Para completar o naipe, está previsto no projecto e logo à entrada do portão ladeado por dois cedros um monumento tipo memorial à efeméride dos 200 anos do “Sacrifício de Almeida”, alusivo à explosão do Castelo. Independente da qualidade ou do gosto plástico do mesmo, é proposto ter na frente também um “espelho de água”, na forma eufemística de lhe chamar um tanque que, mercê da previsível e constante necessidade de manutenção para ter água corrente, ou acabará por ficar seco, ou fatalmente transformado em repositório de lixo e água estagnada. Durante o workshop e integrado no “Simpósio de escultura” foi apresentado esse memorial, alegadamente um “estudo”, até pelo texto que não se consegue decifrar. Bem se pode estranhar que um monumento que pretende comemorar 200 anos da explosão do castelo, ou seja para 2010, já esteja concretizado… a ponto de merecer coroa de flores no seu local provisório!

Foram ainda mostradas uma série de esculturas que deverão ser colocadas em vários pontos do concelho. Uma delas, designado por Monumento ao 25 de Abril, que serve de pretexto ao “arranjo urbanístico” junto às Portas de S. Francisco, o qual, segundo o projecto, será implantado mesmo defronte à Porta exterior, ocupando o largo ali existente, e prolongando-se até ao jardim da pérgola, defronte aos edifícios dos antigos celeiros, com três longos “espelhos de água”… uma mania que querem fazer chegar a Almeida, depois de comprovado erro noutros lugares…

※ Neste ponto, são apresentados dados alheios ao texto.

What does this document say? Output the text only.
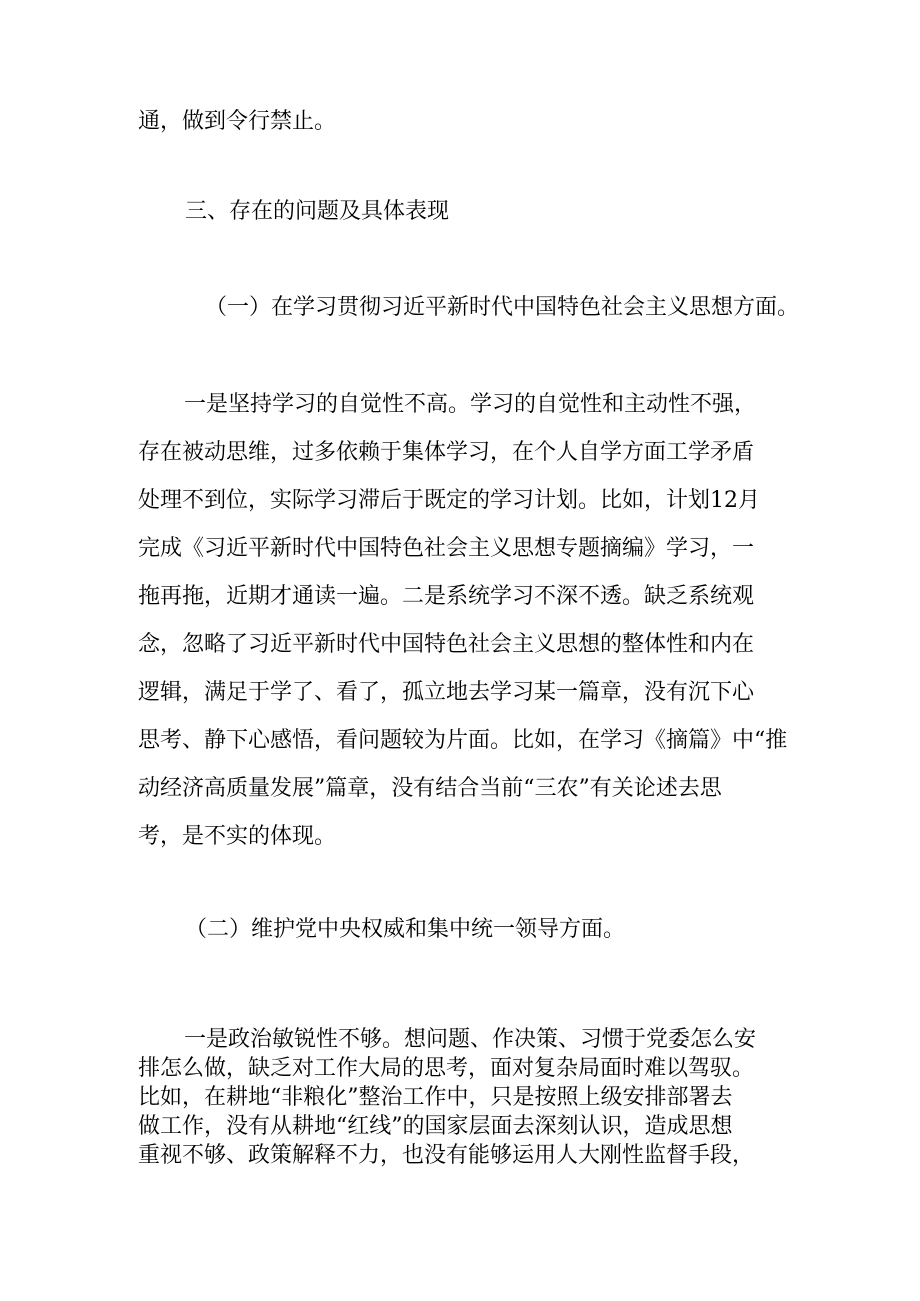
通，做到令行禁止。

三、存在的问题及具体表现

（一）在学习贯彻习近平新时代中国特色社会主义思想方面。

一是坚持学习的自觉性不高。学习的自觉性和主动性不强，
存在被动思维，过多依赖于集体学习，在个人自学方面工学矛盾
处理不到位，实际学习滞后于既定的学习计划。比如，计划12月
完成《习近平新时代中国特色社会主义思想专题摘编》学习，一
拖再拖，近期才通读一遍。二是系统学习不深不透。缺乏系统观
念，忽略了习近平新时代中国特色社会主义思想的整体性和内在
逻辑，满足于学了、看了，孤立地去学习某一篇章，没有沉下心
思考、静下心感悟，看问题较为片面。比如，在学习《摘篇》中“推
动经济高质量发展”篇章，没有结合当前“三农”有关论述去思
考，是不实的体现。

（二）维护党中央权威和集中统一领导方面。

一是政治敏锐性不够。想问题、作决策、习惯于党委怎么安
排怎么做，缺乏对工作大局的思考，面对复杂局面时难以驾驭。
比如，在耕地“非粮化”整治工作中，只是按照上级安排部署去
做工作，没有从耕地“红线”的国家层面去深刻认识，造成思想
重视不够、政策解释不力，也没有能够运用人大刚性监督手段，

Sem questionar esse monumento, de alguma anterior controvérsia, confirmada pelo remate um tanto indelicado como foi explicado pelo seu autor com um “quero é que os almeidenses sejam felizes!...”, o que se torna descabido é sobretudo pela sua dimensão e extensão o local onde vai ser erigido. O largo ficará com uma espécie de rotunda, desaparecendo quase toda a área de salvaguarda ao monumento da fortaleza, que vai ser preenchido com essa construção. Ora, uma vez mais se está a desrespeitar toda a envolvência histórica do local, não tendo em conta o espaço junto às Portas de S.Francisco sobrepondo-se-lhes visualmente e fazendo desaparecer o amplo campo de visibilidade para quem chega e entra em Almeida. A imponência que as Portas ostentam desaparecerá, envolvidas que vão ser pelo novo monumento. Um local que nas praças de guerra quase sempre existia como parada externa para a formatura de tropas que desfilariam em dias de festa, ou partiriam em missão de patrulha e combate no exterior, deixa irremediavelmente de existir.

Com estas preocupações partilhadas, é fundamental que os Almeidenses se apercebam que, por detrás de um pretenso dinamismo de construção de obras, cada uma delas pode representar uma ou mais machadadas ao monumento histórico de Almeida. Implantadas numa antiga praça de guerra que se pretende em harmonia de ambientes e construções integradas que constituem a sua inegável mais-valia, vêm estes verdadeiros atentados empobrecê-la, em vez de beneficiá-la.
É preciso urgentemente demonstrar a este autismo decisor que basta de tanto disparate arquitectónico que está inegável e irreversivelmente a descaracterizar a nossa histórica terra. Os workshops serviram como primeiro passo, mas os almeidenses não devem descansar!